(507h) Gas Diffusion in Hybrid Membranes Composed of Ionenes and Ionic Liquids By PFG NMR and Permeation Measurements

Hybrid membranes composed of ionenes and ionic liquids (ILs) represent a promising class of materials for gas separation processes, offering enhanced transport and selective gas permeation. This study investigates a novel class of Doubly Segmented (DS) Ionenes, engineered from independently synthesized neutral and ionic oligomers, tethered to form block copolymer-like structures capable of incorporating free ILs. These DS ionenes leverage the enhanced interconnectivity of ionic domains and a tunable free volume architecture, along with enhanced interactions with polarizable gases such as CO₂, resulting in membranes with significantly improved permeability and selectivity. This is particularly relevant for the critical separation of CO₂ from CH₄ in processes like natural gas purification. In this study, we investigated the microscopic self-diffusion of single-component gases (CO₂ and CH₄) and their binary mixtures (CO₂/CH₄) in DS ionenes embedded with ILs at varying IL concentrations up to one equivalent IL per cation in ionene. Using the pulsed field gradient (PFG) NMR technique, self-diffusion coefficients were quantified for both gases for a broad range of diffusion times between 20 to 500 ms, and the corresponding values of root mean square displacements between 0.3 μm to 14 μm.
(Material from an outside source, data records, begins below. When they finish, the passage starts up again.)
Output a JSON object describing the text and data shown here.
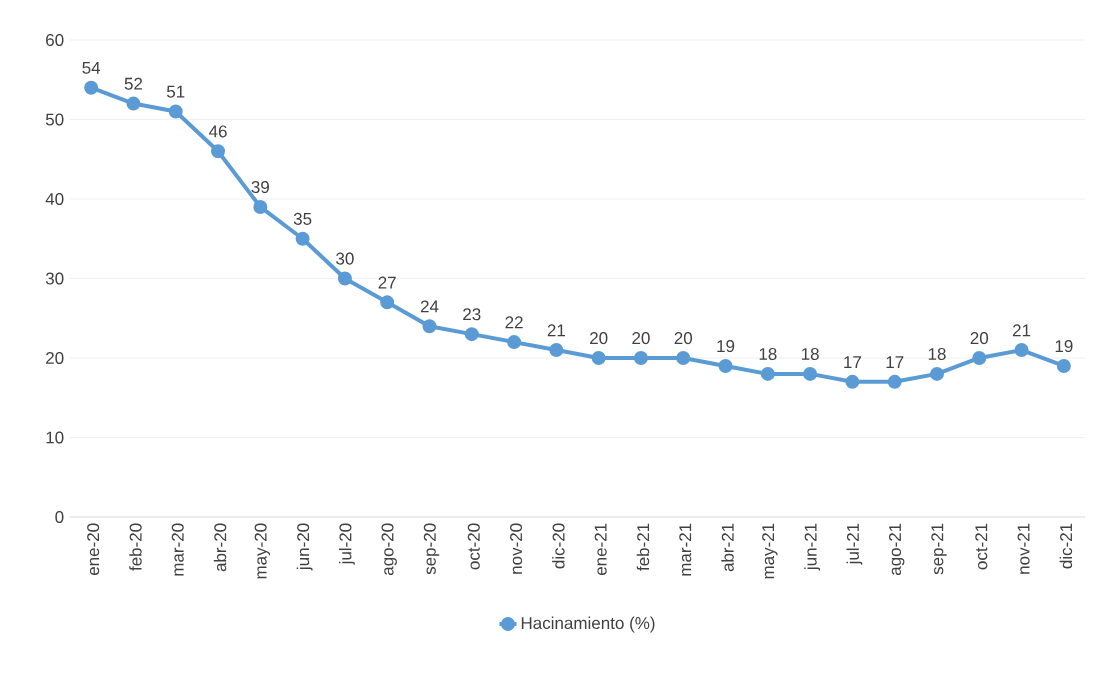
{
  "chart_data": {
    "type": "line",
    "categories": [
      "ene-20",
      "feb-20",
      "mar-20",
      "abr-20",
      "may-20",
      "jun-20",
      "jul-20",
      "ago-20",
      "sep-20",
      "oct-20",
      "nov-20",
      "dic-20",
      "ene-21",
      "feb-21",
      "mar-21",
      "abr-21",
      "may-21",
      "jun-21",
      "jul-21",
      "ago-21",
      "sep-21",
      "oct-21",
      "nov-21",
      "dic-21"
    ],
    "series": [
      {
        "name": "Hacinamiento (%)",
        "color": "#5b9bd5",
        "values": [
          54,
          52,
          51,
          46,
          39,
          35,
          30,
          27,
          24,
          23,
          22,
          21,
          20,
          20,
          20,
          19,
          18,
          18,
          17,
          17,
          18,
          20,
          21,
          19
        ]
      }
    ],
    "ylim": [
      0,
      60
    ],
    "yticks": [
      0,
      10,
      20,
      30,
      40,
      50,
      60
    ],
    "grid": "y",
    "legend": "bottom",
    "marker": "circle",
    "line_style": "solid",
    "data_labels": true
  }
}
PFG NMR data demonstrates a significant enhancement in CO₂ self-diffusivity and diffusion selectivity (CO₂/CH₄) as IL concentration increases. Notably, DS ionenes with one equivalent IL exhibit high diffusion selectivities > 10 toward CO₂ over CH₄ for both single-component and mixed-gas measurements. For a subset of the membranes with the highest IL loading, gas permeation measurements were also performed under the same or similar conditions as those used in PFG NMR studies. The PFG NMR data will be compared with the corresponding macroscopic gas permeation data and discussed in detail.